Department of Neurology, Shengjing Hospital of China Medical University, Shenyang, China.
J Cell Mol Med. 2021 Sep;25(18):9066-9071. doi: 10.1111/jcmm.16838. Epub 2021 Aug 8.
Emerging studies have suggested that dysregulated long non-coding RNAs (lncRNAs) are associated with the pathogenesis of neurodegenerative diseases (NDD) including Huntington's disease (HD); however, the pathophysiological mechanism by which lncRNA dysregulation participates in HD remains to be elucidated. Here, we aim to analyse the expression of lncRNA-DNM3OS and identify the possible DNM3OS/miR-196b-5p/GAPDH pathway. PC12 cells induced by rat pheochromocytoma expressing HD gene exon 1 fragment with either 23 or 74 polyglutamine repeats fused to the green fluorescent protein (GFP) were cultured. Our results show that GAPDH and DNM3OS were upregulated in HD PC12 cells, downregulation of which lead to inhibition of aggregate formation accompanied by a decreased apoptosis rate and increased relative ROS levels and cell viability. Moreover, upregulated DNM3OS decreased the expression of miR-196b-5p by sponging, and GAPDH was a direct target of miR-196b-5p, playing an important pathogenic role in the formation of aggregates in the HD cell model. Our study uncovers a novel DNM3OS/miR-196b-5p/GAPDH pathway involved in the molecular pathogenesis of HD, which may offer a potential therapeutic strategy for HD.
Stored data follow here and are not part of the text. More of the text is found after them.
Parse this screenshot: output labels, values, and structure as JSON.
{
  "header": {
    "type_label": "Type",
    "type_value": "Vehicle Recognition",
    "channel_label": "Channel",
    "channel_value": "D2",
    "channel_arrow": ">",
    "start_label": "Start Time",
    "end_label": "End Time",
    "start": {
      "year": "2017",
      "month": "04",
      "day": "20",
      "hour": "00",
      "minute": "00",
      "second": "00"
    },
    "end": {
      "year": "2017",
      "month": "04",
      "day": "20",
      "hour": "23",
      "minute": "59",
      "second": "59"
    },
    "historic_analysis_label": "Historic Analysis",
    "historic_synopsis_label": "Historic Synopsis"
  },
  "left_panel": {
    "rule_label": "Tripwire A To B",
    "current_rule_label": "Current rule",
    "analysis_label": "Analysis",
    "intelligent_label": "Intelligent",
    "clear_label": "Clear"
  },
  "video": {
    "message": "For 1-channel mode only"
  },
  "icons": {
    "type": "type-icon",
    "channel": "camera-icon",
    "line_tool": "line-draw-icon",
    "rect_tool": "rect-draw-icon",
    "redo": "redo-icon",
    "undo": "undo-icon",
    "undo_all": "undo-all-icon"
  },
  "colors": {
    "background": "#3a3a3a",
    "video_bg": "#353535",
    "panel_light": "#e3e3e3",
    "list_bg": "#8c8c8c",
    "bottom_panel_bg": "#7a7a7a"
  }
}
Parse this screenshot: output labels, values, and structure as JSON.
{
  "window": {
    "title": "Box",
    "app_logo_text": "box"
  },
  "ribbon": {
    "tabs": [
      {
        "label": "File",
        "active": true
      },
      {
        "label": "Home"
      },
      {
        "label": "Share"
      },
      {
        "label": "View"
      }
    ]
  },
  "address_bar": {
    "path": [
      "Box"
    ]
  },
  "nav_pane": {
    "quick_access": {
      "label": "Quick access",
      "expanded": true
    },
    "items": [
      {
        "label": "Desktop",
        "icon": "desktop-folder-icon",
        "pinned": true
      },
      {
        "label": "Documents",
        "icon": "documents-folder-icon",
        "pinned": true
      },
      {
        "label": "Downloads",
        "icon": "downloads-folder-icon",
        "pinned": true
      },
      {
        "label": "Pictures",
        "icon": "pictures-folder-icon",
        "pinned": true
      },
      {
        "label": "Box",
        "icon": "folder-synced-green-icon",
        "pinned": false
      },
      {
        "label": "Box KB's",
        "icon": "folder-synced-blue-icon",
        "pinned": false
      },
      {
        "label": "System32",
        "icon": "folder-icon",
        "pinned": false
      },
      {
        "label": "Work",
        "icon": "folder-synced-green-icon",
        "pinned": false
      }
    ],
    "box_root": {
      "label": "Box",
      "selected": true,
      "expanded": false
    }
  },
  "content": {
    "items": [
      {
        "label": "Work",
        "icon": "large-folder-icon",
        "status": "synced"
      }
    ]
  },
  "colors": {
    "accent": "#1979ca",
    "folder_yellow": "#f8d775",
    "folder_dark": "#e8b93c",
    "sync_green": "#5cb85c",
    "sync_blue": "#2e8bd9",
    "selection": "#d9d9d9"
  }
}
新兴研究表明,失调的长非编码 RNA(lncRNA)与神经退行性疾病(NDD)的发病机制有关,包括亨廷顿病(HD);然而,lncRNA 失调参与 HD 的病理生理机制仍有待阐明。在这里,我们旨在分析 lncRNA-DNM3OS 的表达,并确定可能的 DNM3OS/miR-196b-5p/GAPDH 通路。培养表达 HD 基因外显子 1 片段的大鼠嗜铬细胞瘤的 PC12 细胞,该片段融合了绿色荧光蛋白(GFP),其具有 23 或 74 个多聚谷氨酰胺重复序列。我们的结果表明,HD PC12 细胞中 GAPDH 和 DNM3OS 上调,下调后可抑制聚集物形成,同时降低细胞凋亡率,增加相对 ROS 水平和细胞活力。此外,上调的 DNM3OS 通过海绵作用降低了 miR-196b-5p 的表达,而 GAPDH 是 miR-196b-5p 的直接靶标,在 HD 细胞模型中对聚集物的形成起着重要的致病作用。我们的研究揭示了一个新的 DNM3OS/miR-196b-5p/GAPDH 通路,参与了 HD 的分子发病机制,这可能为 HD 提供了一种潜在的治疗策略。